Il sondaggio effettuato da Centro Marketing presso i costruttori di macchine per il filo fra il terzo e il quarto trimestre del 2017 ha permesso di mettere in evidenza il buon andamento del comparto, entro il quale fatturati e produttività paiono attraversare una fase di espansione.

Effettuato fra luglio e settembre e relativo alla performance messa a segno nei mesi di aprile, maggio e giugno del 2017, il sondaggio fra i costruttori di macchine per il filo italiani firmato da Centro Marketing Srl ha ritratto un mercato generalmente caratterizzato da buona salute. Il campione degli intervistati era come sempre rappresentativo e quattro sono stati i quesiti posti a ciascuna delle imprese fornitrici che hanno preso parte all’indagine. In primo luogo, si è voluto sapere quale sia stato, nel trimestre primaverile, l’andamento complessivo dei fatturati. Di seguito, sono state analizzate le dinamiche della produzione e quelle degli ordinativi ricevuti. A chiudere il cerchio, il rapporto fra produttori di tecnologie per le trafilerie e i panorami internazionali. Gli intervistatori si sono infatti soffermati con una domanda che prevedeva chiaramente la possibilità di una risposta multipla sulle aree geografiche dalle quali sono giunte richieste di preventivo; nonché su quelle di provenienza degli ordini.

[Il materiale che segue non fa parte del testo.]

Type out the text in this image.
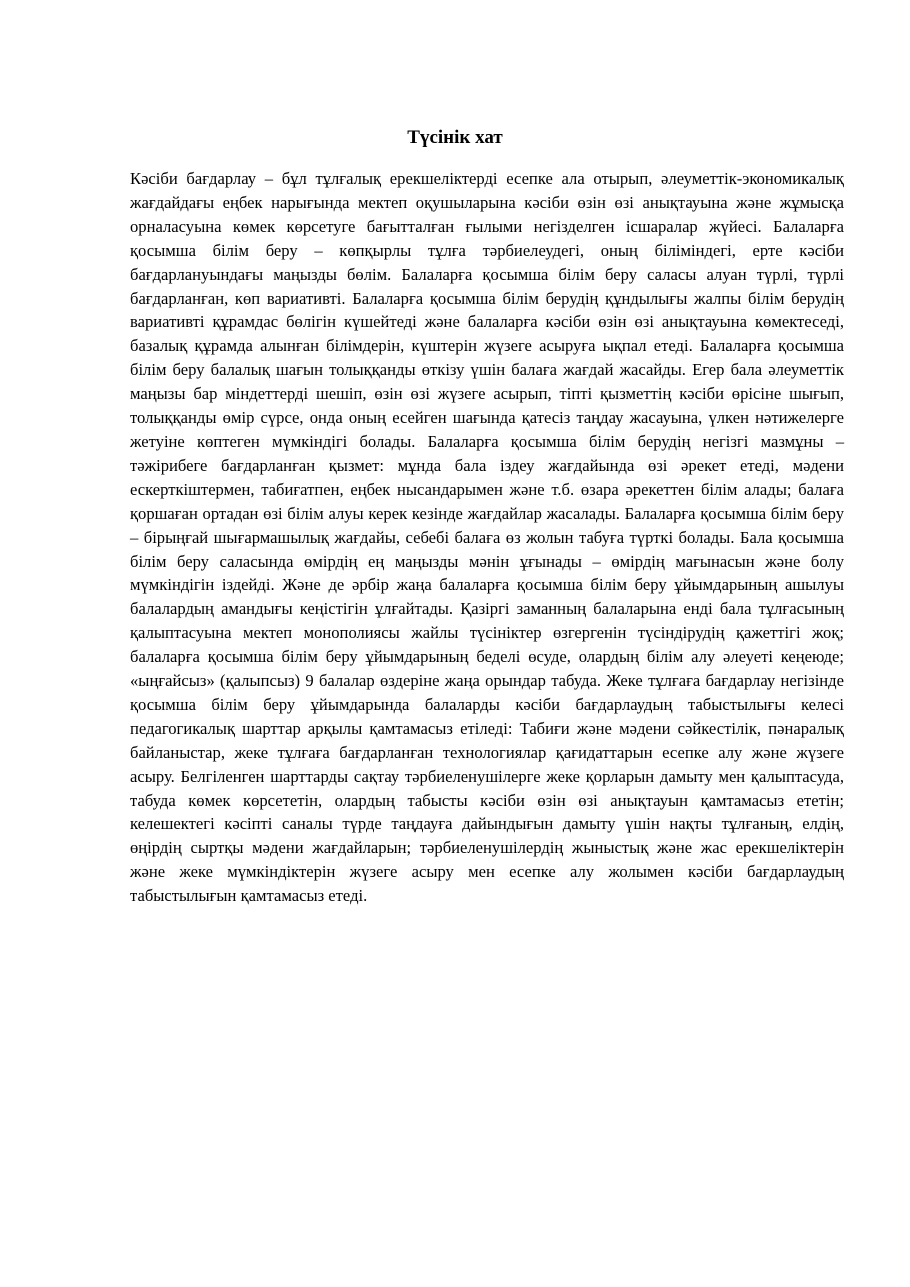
Түсінік хат

Кәсіби бағдарлау – бұл тұлғалық ерекшеліктерді есепке ала отырып, әлеуметтік-экономикалық жағдайдағы еңбек нарығында мектеп оқушыларына кәсіби өзін өзі анықтауына және жұмысқа орналасуына көмек көрсетуге бағытталған ғылыми негізделген ісшаралар жүйесі. Балаларға қосымша білім беру – көпқырлы тұлға тәрбиелеудегі, оның біліміндегі, ерте кәсіби бағдарлануындағы маңызды бөлім. Балаларға қосымша білім беру саласы алуан түрлі, түрлі бағдарланған, көп вариативті. Балаларға қосымша білім берудің құндылығы жалпы білім берудің вариативті құрамдас бөлігін күшейтеді және балаларға кәсіби өзін өзі анықтауына көмектеседі, базалық құрамда алынған білімдерін, күштерін жүзеге асыруға ықпал етеді. Балаларға қосымша білім беру балалық шағын толыққанды өткізу үшін балаға жағдай жасайды. Егер бала әлеуметтік маңызы бар міндеттерді шешіп, өзін өзі жүзеге асырып, тіпті қызметтің кәсіби өрісіне шығып, толыққанды өмір сүрсе, онда оның есейген шағында қатесіз таңдау жасауына, үлкен нәтижелерге жетуіне көптеген мүмкіндігі болады. Балаларға қосымша білім берудің негізгі мазмұны – тәжірибеге бағдарланған қызмет: мұнда бала іздеу жағдайында өзі әрекет етеді, мәдени ескерткіштермен, табиғатпен, еңбек нысандарымен және т.б. өзара әрекеттен білім алады; балаға қоршаған ортадан өзі білім алуы керек кезінде жағдайлар жасалады. Балаларға қосымша білім беру – бірыңғай шығармашылық жағдайы, себебі балаға өз жолын табуға түрткі болады. Бала қосымша білім беру саласында өмірдің ең маңызды мәнін ұғынады – өмірдің мағынасын және болу мүмкіндігін іздейді. Және де әрбір жаңа балаларға қосымша білім беру ұйымдарының ашылуы балалардың амандығы кеңістігін ұлғайтады. Қазіргі заманның балаларына енді бала тұлғасының қалыптасуына мектеп монополиясы жайлы түсініктер өзгергенін түсіндірудің қажеттігі жоқ; балаларға қосымша білім беру ұйымдарының беделі өсуде, олардың білім алу әлеуеті кеңеюде; «ыңғайсыз» (қалыпсыз) 9 балалар өздеріне жаңа орындар табуда. Жеке тұлғаға бағдарлау негізінде қосымша білім беру ұйымдарында балаларды кәсіби бағдарлаудың табыстылығы келесі педагогикалық шарттар арқылы қамтамасыз етіледі: Табиғи және мәдени сәйкестілік, пәнаралық байланыстар, жеке тұлғаға бағдарланған технологиялар қағидаттарын есепке алу және жүзеге асыру. Белгіленген шарттарды сақтау тәрбиеленушілерге жеке қорларын дамыту мен қалыптасуда, табуда көмек көрсететін, олардың табысты кәсіби өзін өзі анықтауын қамтамасыз ететін; келешектегі кәсіпті саналы түрде таңдауға дайындығын дамыту үшін нақты тұлғаның, елдің, өңірдің сыртқы мәдени жағдайларын; тәрбиеленушілердің жыныстық және жас ерекшеліктерін және жеке мүмкіндіктерін жүзеге асыру мен есепке алу жолымен кәсіби бағдарлаудың табыстылығын қамтамасыз етеді.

Preventivi e ordini sono targati Europa
Partendo dal volume d’affari, il 44% degli interpellati ne ha salutata una crescita, nel periodo preso in esame, ma una percentuale identica di vendor ha invece sostenuto che esso sia rimasto, nella sostanza, statico. Minoritario è invece il peso numerico del raggruppamento che ha lamentato un decremento del business: solamente il 13% del totale. Quasi identica la composizione della ideale torta emersa con le risposte alla domanda sull’output produttivo. Secondo il 49% delle aziende se ne è potuto registrare un aumento; laddove soltanto il 10% ha alluso a una diminuzione. Il 41% dei rispondenti non ha archiviato alcuna variazione degna di nota. Sono decisamente incoraggianti, in prospettiva futura, le risposte ottenute dall’interrogativo concernente gli ordinativi. È addirittura il 59% delle società tricolori del comparto ad avere dichiarato che gli ordini sono in aumento; in contrasto con il 31% di quelle per le quali sono rimasti tutto sommato identici; e con il 10% di chi ne ha patita una discesa. Italia ed Europa in genere occupano una posizione di primo piano nell’ambito delle richieste di preventivo, essendo state segnalate entrambe nel 92% dei casi, in relazione all’ultimo fra i temi del survey. A seguire, un 49% di consensi è stato appannaggio dell’Asia Sud Orientale; e il 51% della Russia. In posizione leggermente più defilata, invece, la Repubblica Popolare Cinese (46% delle risposte); mentre il 44% dei partecipanti alla rilevazione ha fatto il nome dell’India, fra i siti di origine delle richieste di preventivo. L’America del Sud e del Nord insieme hanno totalizzato un sonoro 72% di menzioni; altre nazioni non comprese in questo elenco, il 51%. Passando per finire a qualcosa di ben più concreto, ovvero la provenienza geografica degli ordini, propriamente detti, sono state nuovamente la Penisola e il Vecchio Continente a fare la parte del leone (74 e 79% di risposte complessive, rispettivamente); e subito alle loro spalle, sui gradini di un ipotetico podio, si piazzerebbero America Latina, Centroamerica, Stati Uniti e Canada (64%); Russia e Altri Stati (41%). Invece, Cina ed Est Asiatico non sono andate oltre il 31% delle segnalazioni; e l’India è restata ferma al 23%.